UK Parliament has officially banned the use of wild animals in circuses.
The British Parliament passed the Wild Animals in Circuses (No. 2) Bill today following its third and final reading in the House of Lords. The move comes after more than a decade of promises from lawmakers.
“I am delighted that Parliament has finally banned wild animals in circuses and we can draw a line under this archaic abuse in England, Scotland (where there is already a ban), and soon I hope in Wales,” Jan Creamer, president of animal rights charity Animal Defenders International (ADI), said in a statement. “There has been overwhelming public support for a ban since Animal Defenders International began exposing the horrific cruelty and abuse behind the scenes of British circuses of animals like chimpanzee Trudy, Anne the elephant, and far too many others.

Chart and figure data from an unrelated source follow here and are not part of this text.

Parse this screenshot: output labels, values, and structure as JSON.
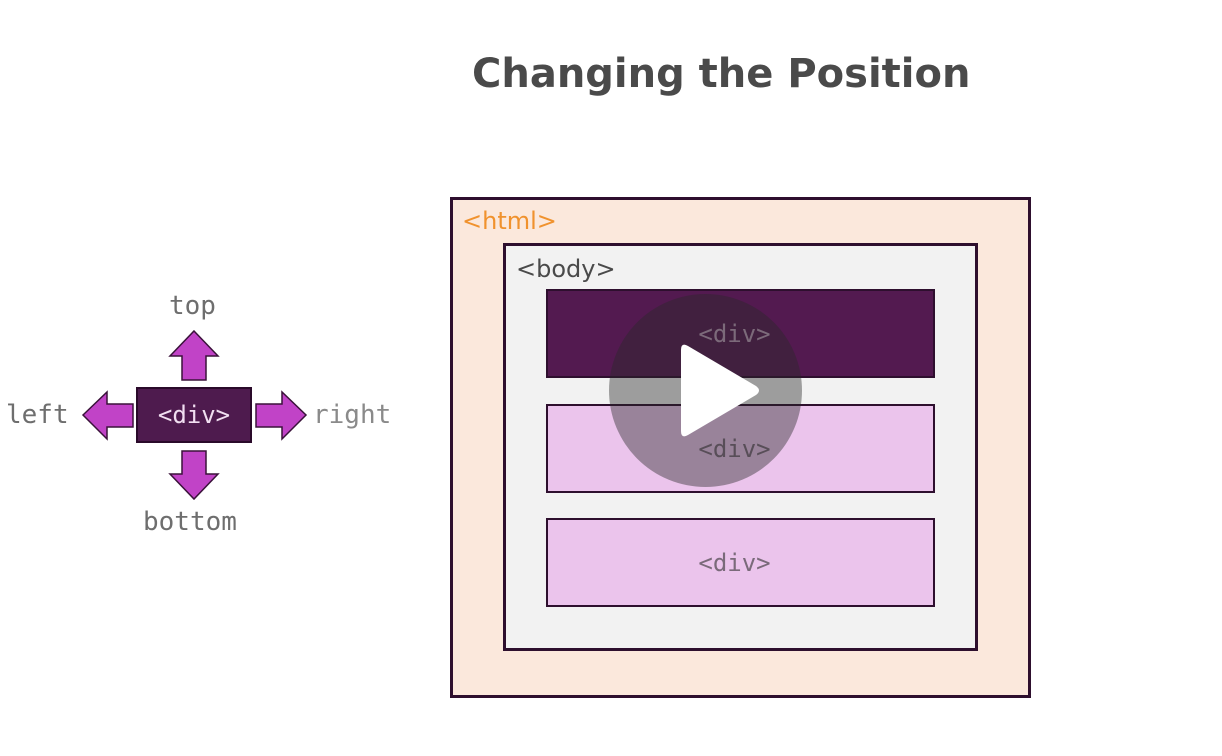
{
  "title": "Changing the Position",
  "legend": {
    "center": "<div>",
    "top": "top",
    "left": "left",
    "right": "right",
    "bottom": "bottom",
    "arrow_color": "#c143c7",
    "box_color": "#4e1b4e"
  },
  "diagram": {
    "html_label": "<html>",
    "body_label": "<body>",
    "divs": [
      {
        "label": "<div>",
        "style": "dark"
      },
      {
        "label": "<div>",
        "style": "light"
      },
      {
        "label": "<div>",
        "style": "light"
      }
    ],
    "colors": {
      "html_bg": "#fbe8dc",
      "html_label": "#f0922e",
      "body_bg": "#f2f2f2",
      "div_dark": "#531a50",
      "div_light": "#ebc4ec",
      "border": "#2e0f2e"
    }
  },
  "video": {
    "play_icon": "play-icon"
  }
}
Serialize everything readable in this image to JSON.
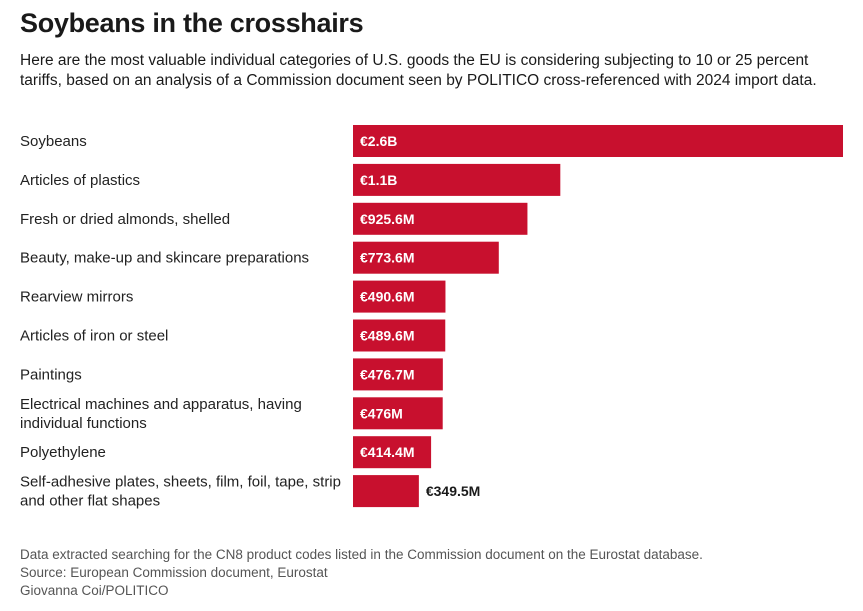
{
  "colors": {
    "bar": "#c8102e",
    "text": "#1a1a1a",
    "footer": "#555555"
  },
  "chart_data": {
    "type": "bar",
    "orientation": "horizontal",
    "title": "Soybeans in the crosshairs",
    "subtitle": "Here are the most valuable individual categories of U.S. goods the EU is considering subjecting to 10 or 25 percent tariffs, based on an analysis of a Commission document seen by POLITICO cross-referenced with 2024 import data.",
    "unit": "EUR million",
    "categories": [
      [
        "Soybeans"
      ],
      [
        "Articles of plastics"
      ],
      [
        "Fresh or dried almonds, shelled"
      ],
      [
        "Beauty, make-up and skincare preparations"
      ],
      [
        "Rearview mirrors"
      ],
      [
        "Articles of iron or steel"
      ],
      [
        "Paintings"
      ],
      [
        "Electrical machines and apparatus, having",
        "individual functions"
      ],
      [
        "Polyethylene"
      ],
      [
        "Self-adhesive plates, sheets, film, foil, tape, strip",
        "and other flat shapes"
      ]
    ],
    "values": [
      2600,
      1100,
      925.6,
      773.6,
      490.6,
      489.6,
      476.7,
      476,
      414.4,
      349.5
    ],
    "value_labels": [
      "€2.6B",
      "€1.1B",
      "€925.6M",
      "€773.6M",
      "€490.6M",
      "€489.6M",
      "€476.7M",
      "€476M",
      "€414.4M",
      "€349.5M"
    ],
    "grid": false,
    "legend": "none"
  },
  "footer": {
    "note": "Data extracted searching for the CN8 product codes listed in the Commission document on the Eurostat database.",
    "source": "Source: European Commission document, Eurostat",
    "credit": "Giovanna Coi/POLITICO"
  }
}
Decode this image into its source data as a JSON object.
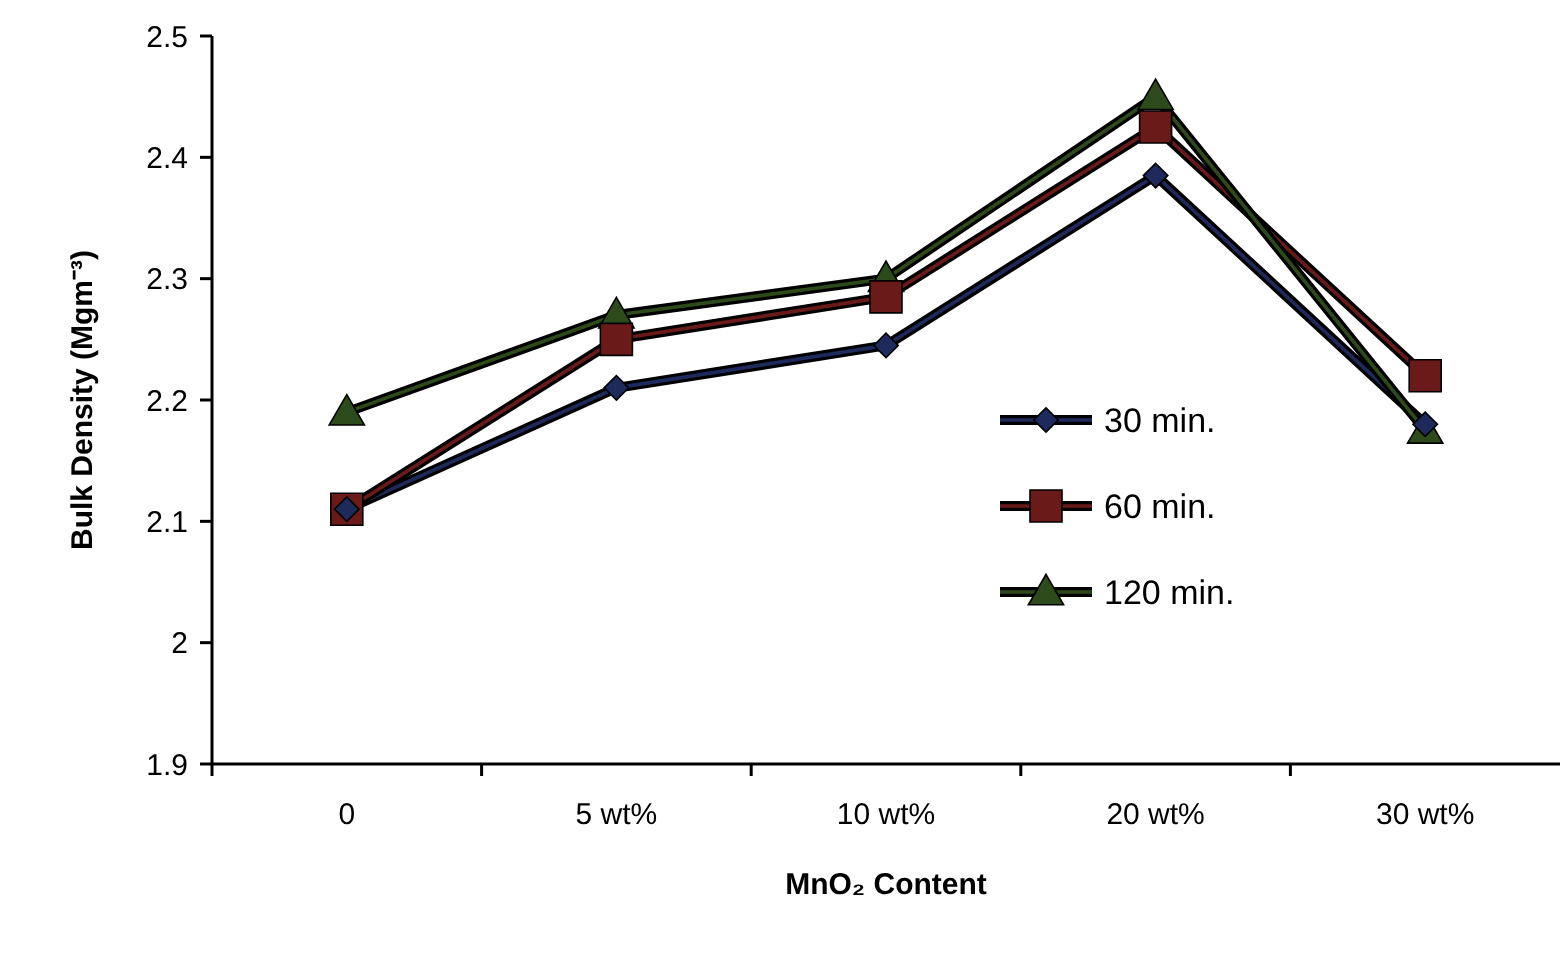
{
  "chart_data": {
    "type": "line",
    "xlabel": "MnO₂ Content",
    "ylabel": "Bulk Density (Mgm⁻³)",
    "categories": [
      "0",
      "5 wt%",
      "10 wt%",
      "20 wt%",
      "30 wt%"
    ],
    "series": [
      {
        "name": "30 min.",
        "color": "#1f2a5c",
        "marker": "diamond",
        "values": [
          2.11,
          2.21,
          2.245,
          2.385,
          2.18
        ]
      },
      {
        "name": "60 min.",
        "color": "#6b1a1a",
        "marker": "square",
        "values": [
          2.11,
          2.25,
          2.285,
          2.425,
          2.22
        ]
      },
      {
        "name": "120 min.",
        "color": "#2c4a1a",
        "marker": "triangle",
        "values": [
          2.19,
          2.27,
          2.3,
          2.45,
          2.175
        ]
      }
    ],
    "ylim": [
      1.9,
      2.5
    ],
    "yticks": [
      1.9,
      {
        "value": 2,
        "label": "2"
      },
      2.1,
      2.2,
      2.3,
      2.4,
      2.5
    ],
    "grid": false,
    "legend": "right",
    "line_style": "solid"
  }
}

I am delighted that England is finally catching up with over 40 countries that have already passed such bans.”
A ban was first promised by the Labour Government during the passage of the Animal Welfare Act of 2006. The result of a 2010 survey conducted by ADI showed that 94.5 percent of UK residents were in favor of a ban.
What’s Wrong With the Circus?
All across the globe, circuses are known for treating captive animals violently, denying these animals adequate nutrition, keeping them in cramped and unsanitary enclosures, and forcing them to perform for an audience.
It has been said that many of the behaviors that these animals — lions, monkeys, camels, elephants, dogs, zebras and more — are forced to perform would not occur if they were left to live freely in their natural habitats.
The UK had only two remaining circuses – Circus Mondao and Peter Jolly’s Circus, who have 19 animals between them. Six reindeer, four zebras, three camels, three raccoons, a fox, a macaw and a zebu (humped South Asian cattle) travel with the circuses. ADI has offered to help relocate the animals affected by the legislation.
The wild animal circus ban will go into effect from January 2020.